Votre loyer peut-il vraiment grimper de 1,15 % cette année ? Oui, mais pas automatiquement. Le nouvel IRL fixe un plafond, pas un droit absolu. Clause dans le bail, date de révision, logement concerné : plusieurs conditions doivent être réunies avant toute hausse.
IRL 2026 : les loyers peuvent augmenter de 1,15 %
Le nouvel indice atteint 148,37
Publié le 10 juillet 2026, l’indice de référence des loyers du 2e trimestre atteint 148,37 en métropole. Sa progression annuelle s’établit à 1,15 %.
En clair, cette hausse fixe le plafond applicable à la révision des locations vides ou meublées. Elle ne signifie pas que tous les loyers augmenteront automatiquement.
Combien représente cette hausse en euros ?
Pour un loyer mensuel de 700 euros, une hausse de 1,15 % représente environ 8,05 euros supplémentaires. Le nouveau montant atteindrait donc 708,05 euros.
Avec un loyer de 1 000 euros, l’augmentation maximale grimpe à 11,50 euros par mois. À retenir : le propriétaire peut appliquer une hausse inférieure, mais jamais dépasser ce plafond.

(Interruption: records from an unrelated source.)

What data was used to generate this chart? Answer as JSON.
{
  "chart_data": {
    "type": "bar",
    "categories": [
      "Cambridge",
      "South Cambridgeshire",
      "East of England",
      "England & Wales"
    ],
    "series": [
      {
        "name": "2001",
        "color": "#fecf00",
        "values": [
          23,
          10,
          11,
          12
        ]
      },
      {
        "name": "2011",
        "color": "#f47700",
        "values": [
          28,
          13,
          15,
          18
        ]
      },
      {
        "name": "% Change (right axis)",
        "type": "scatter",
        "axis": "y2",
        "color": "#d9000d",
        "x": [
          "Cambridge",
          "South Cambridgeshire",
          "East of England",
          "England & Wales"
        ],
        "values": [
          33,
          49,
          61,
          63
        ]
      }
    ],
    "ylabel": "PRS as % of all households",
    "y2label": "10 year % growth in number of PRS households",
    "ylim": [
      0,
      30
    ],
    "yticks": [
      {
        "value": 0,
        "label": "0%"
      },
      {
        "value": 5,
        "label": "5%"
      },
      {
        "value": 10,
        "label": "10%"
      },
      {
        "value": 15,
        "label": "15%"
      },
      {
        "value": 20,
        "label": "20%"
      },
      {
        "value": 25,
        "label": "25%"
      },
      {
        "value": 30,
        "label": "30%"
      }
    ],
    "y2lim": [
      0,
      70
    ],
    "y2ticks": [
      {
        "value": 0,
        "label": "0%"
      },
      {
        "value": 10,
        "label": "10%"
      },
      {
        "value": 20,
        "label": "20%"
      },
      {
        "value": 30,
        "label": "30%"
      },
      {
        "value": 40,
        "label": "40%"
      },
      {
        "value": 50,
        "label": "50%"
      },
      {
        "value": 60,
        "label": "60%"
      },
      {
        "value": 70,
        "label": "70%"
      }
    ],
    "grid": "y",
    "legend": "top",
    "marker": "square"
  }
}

Un propriétaire ne peut pas augmenter le loyer librement
Les conditions obligatoires à respecter
La révision doit être prévue dans le bail. Sans clause dédiée, le propriétaire ne peut pas appliquer l’IRL, même si l’indice progresse.
La hausse intervient une fois par an, à la date indiquée dans le contrat ou à sa date anniversaire. Le bailleur dispose ensuite d’un an pour la réclamer.
Les logements qui ne peuvent pas être revalorisés
Un logement classé F ou G peut être concerné par le gel des loyers. La hausse est également impossible si le calcul repose sur un mauvais indice.
Autre limite : la révision n’est pas rétroactive au-delà du délai légal. Résultat : une demande tardive peut faire perdre plusieurs mois d’augmentation au propriétaire.
Encadrement des loyers : comment appliquer l’IRL ?
L’IRL reste applicable sous certaines limites
Dans une commune soumise à l’encadrement, la révision annuelle reste possible si le bail la prévoit. Mais le nouveau montant ne doit pas dépasser le loyer de référence majoré.
Ce qui change tout ? L’IRL et l’encadrement répondent à deux règles différentes. Le premier revalorise le bail, le second fixe le plafond autorisé.
Comment informer correctement le locataire ?
Le propriétaire doit présenter l’ancien indice, le nouvel indice et le détail du calcul. Une notification écrite évite les contestations et fixe clairement la date d’application.
Avant d’envoyer la demande, mieux vaut vérifier la commune, le DPE et la clause du bail. Une seule erreur peut rendre la hausse contestable.